Parents, if your child is being bullied please do the following:
When their self-confidence is being diminished at school you have to build it back up at home.
You have to help them see, believe, and understand that they are worth hearing.
...by talking about what has happened.
incidents and then talk to their educator. Ask your child’s teacher to help your child talk about what is happening. Don’t leave it to chance.
Talk to the principal, teacher, counselor, or anyone else you need to in order to make sure the problem stops.
Help your child stand up to a bully in a safe yet assertive manner.
...about where to go and who to reach out to if they feel they are in danger or if they are being threatened.
Assure your child that there is nothing wrong with reaching out for help.
Finally, MAKE YOUR CHILD FEEL SPECIAL!
When a child is bullied it isn’t the physical results that last, it is the mental. When a child feels like he has been humiliated or made to feel less than others, the mental and emotional impact is much more damaging and long-lasting. Your kids have to have your help. You have to rebuild their self esteem and this doesn’t happen by accident. Do these things to rebuild your child’s emotional security:
- Tell them you love them.
- Hug them.
- Sit and talk to them. Show real interest in them.

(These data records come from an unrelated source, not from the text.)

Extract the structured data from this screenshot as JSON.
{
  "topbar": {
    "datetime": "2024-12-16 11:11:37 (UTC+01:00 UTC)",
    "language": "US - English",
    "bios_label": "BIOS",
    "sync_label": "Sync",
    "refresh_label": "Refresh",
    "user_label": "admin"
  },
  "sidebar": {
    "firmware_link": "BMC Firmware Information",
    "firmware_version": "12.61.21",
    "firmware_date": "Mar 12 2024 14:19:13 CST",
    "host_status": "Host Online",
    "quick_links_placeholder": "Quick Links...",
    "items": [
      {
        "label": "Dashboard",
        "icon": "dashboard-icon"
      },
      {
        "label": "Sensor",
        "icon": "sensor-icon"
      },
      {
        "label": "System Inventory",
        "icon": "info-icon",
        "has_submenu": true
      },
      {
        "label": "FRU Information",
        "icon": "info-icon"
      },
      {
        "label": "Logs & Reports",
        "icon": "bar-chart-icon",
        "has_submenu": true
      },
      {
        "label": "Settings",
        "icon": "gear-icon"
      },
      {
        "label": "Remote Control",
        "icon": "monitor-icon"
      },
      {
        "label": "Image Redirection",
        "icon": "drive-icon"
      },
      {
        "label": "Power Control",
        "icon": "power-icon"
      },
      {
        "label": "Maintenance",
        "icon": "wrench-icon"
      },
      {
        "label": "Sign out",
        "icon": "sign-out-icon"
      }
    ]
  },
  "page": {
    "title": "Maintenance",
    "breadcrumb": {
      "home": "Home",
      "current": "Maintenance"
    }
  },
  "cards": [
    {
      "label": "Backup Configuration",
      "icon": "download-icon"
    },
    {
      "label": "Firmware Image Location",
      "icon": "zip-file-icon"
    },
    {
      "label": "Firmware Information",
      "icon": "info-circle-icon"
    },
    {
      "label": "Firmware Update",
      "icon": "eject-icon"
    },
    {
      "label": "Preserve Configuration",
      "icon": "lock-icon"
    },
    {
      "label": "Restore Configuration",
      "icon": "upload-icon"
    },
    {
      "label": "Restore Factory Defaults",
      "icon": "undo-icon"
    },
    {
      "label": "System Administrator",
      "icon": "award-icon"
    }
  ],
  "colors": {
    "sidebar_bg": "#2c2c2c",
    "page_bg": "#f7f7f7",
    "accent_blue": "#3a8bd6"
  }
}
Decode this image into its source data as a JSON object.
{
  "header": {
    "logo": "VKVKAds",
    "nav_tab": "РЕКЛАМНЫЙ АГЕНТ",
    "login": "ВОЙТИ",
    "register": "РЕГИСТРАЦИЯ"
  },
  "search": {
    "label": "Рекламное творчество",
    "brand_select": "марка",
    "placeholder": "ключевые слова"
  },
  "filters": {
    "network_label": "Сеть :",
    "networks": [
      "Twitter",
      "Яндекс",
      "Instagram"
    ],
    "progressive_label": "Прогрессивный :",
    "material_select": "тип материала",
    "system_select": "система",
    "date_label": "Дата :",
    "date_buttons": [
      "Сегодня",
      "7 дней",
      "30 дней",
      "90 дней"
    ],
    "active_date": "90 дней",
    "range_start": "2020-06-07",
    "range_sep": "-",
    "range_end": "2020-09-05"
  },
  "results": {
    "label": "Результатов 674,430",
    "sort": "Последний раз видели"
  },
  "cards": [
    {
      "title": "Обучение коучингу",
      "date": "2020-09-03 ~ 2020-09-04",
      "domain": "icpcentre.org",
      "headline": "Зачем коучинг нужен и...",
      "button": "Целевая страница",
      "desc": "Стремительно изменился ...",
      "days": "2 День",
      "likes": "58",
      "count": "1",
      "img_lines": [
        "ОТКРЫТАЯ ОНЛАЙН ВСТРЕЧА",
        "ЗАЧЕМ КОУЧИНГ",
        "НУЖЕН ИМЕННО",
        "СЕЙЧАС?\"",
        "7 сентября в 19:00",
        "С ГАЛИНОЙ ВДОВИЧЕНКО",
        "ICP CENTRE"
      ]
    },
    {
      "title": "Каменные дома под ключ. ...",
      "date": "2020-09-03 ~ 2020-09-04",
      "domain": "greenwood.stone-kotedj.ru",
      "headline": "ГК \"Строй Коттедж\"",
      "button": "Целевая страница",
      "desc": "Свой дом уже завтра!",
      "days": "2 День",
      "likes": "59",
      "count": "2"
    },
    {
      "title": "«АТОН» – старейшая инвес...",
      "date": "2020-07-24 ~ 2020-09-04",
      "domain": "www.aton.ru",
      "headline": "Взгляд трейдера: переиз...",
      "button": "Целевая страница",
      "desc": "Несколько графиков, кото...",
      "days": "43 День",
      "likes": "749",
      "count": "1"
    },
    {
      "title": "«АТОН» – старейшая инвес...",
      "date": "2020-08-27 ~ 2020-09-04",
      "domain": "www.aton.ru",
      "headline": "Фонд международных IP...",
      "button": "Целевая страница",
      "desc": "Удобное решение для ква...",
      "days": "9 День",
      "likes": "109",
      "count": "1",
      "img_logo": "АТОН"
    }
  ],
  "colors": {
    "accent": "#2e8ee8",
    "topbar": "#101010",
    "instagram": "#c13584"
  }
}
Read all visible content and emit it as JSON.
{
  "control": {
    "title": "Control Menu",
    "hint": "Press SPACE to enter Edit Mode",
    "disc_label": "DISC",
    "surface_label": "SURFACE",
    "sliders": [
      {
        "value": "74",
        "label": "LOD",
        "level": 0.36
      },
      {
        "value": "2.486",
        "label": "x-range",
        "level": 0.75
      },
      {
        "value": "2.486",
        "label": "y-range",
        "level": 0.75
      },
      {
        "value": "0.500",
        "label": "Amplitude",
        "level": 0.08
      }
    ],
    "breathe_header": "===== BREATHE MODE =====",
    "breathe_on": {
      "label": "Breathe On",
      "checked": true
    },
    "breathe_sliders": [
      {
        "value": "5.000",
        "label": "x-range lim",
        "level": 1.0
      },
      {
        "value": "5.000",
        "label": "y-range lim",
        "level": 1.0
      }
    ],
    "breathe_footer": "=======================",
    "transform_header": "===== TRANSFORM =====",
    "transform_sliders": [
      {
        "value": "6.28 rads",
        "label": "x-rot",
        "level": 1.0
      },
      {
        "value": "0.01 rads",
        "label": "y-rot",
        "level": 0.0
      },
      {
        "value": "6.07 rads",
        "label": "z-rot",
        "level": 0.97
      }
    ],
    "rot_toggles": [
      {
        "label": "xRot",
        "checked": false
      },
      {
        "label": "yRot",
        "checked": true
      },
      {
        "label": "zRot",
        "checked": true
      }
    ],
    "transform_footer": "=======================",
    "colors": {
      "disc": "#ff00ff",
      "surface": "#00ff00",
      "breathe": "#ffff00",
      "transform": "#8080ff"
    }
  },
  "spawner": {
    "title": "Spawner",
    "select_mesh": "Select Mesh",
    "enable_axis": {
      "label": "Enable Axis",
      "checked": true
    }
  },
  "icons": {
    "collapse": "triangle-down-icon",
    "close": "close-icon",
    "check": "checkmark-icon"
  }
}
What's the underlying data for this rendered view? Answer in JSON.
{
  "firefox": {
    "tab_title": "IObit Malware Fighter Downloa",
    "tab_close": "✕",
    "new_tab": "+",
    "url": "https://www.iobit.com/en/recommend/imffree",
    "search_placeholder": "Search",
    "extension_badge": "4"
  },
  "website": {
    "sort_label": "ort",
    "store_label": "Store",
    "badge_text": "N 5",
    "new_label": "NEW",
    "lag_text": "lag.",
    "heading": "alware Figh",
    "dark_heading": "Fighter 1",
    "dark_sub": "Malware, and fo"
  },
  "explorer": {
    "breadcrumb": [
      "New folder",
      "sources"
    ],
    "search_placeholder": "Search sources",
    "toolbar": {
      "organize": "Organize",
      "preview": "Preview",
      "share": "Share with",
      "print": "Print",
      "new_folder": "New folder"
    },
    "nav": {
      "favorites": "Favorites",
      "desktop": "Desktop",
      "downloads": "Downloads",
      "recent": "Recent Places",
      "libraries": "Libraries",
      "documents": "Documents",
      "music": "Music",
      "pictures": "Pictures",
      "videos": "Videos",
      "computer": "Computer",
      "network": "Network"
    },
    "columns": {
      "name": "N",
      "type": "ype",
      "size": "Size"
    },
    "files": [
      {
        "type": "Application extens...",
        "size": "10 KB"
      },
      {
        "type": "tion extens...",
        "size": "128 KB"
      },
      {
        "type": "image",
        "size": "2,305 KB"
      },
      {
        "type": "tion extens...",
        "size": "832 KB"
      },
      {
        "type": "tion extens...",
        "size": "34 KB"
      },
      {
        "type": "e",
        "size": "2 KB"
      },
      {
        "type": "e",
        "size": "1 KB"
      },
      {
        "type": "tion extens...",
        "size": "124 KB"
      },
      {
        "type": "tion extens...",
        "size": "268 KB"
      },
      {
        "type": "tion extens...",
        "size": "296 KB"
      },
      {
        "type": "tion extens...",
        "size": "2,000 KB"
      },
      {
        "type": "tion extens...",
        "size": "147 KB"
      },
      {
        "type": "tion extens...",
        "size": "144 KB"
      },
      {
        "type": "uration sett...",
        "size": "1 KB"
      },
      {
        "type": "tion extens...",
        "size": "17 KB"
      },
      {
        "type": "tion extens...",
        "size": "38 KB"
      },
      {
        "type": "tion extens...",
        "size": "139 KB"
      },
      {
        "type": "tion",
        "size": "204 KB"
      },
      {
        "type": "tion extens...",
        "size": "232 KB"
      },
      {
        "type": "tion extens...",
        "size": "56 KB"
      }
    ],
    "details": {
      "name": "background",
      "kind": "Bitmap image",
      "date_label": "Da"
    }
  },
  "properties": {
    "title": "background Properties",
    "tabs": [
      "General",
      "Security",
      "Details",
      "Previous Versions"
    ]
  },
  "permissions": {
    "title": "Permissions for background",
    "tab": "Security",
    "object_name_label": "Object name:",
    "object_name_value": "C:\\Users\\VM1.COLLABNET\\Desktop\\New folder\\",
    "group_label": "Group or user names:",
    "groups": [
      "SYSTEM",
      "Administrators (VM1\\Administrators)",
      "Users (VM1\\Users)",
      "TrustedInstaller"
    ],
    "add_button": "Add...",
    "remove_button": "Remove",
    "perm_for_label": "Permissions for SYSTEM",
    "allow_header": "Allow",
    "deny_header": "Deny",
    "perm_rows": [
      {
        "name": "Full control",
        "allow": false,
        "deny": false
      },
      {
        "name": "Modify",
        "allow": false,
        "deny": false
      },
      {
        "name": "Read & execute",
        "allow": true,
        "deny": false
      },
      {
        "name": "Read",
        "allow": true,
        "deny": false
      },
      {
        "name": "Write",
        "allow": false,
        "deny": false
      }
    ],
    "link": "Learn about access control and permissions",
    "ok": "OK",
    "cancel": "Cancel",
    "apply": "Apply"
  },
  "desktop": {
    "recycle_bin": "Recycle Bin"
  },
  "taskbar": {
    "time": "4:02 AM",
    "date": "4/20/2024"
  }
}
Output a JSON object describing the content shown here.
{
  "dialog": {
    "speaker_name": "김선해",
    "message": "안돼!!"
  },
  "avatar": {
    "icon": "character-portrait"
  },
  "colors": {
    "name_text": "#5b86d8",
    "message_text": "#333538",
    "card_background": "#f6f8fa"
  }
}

- Set them up to succeed. Find something they can do and praise them for it!
- Step in and help. Let them see you as being there for them.
- Make sure they know that home is safe. Home is shelter. Home is absolute.
- MAKE YOUR CHILD FEEL SPECIAL!
Few things are sadder than seeing a child being bullied. The bully needs to face consequences but also needs help. The child being bullied must be rebuilt. The kids standing by and seeing the bullying behavior need to understand what they have seen is wrong and what they should have done about it. Bullying is not just on the playgrounds and in the restrooms any more. Bullying is on phones and computers and tablets. Bullying is not just physical domination; it is emotional and mental subjugation. Bullying is real. You have to make sure that you as a teacher or as a parent understand these things and that your response is just as real and just as purposeful. We will never fully stop bullying, but we can make sure our kids and our students have the ability to deal with its fallout and make sure that the repercussions are neither long-lasting nor damaging.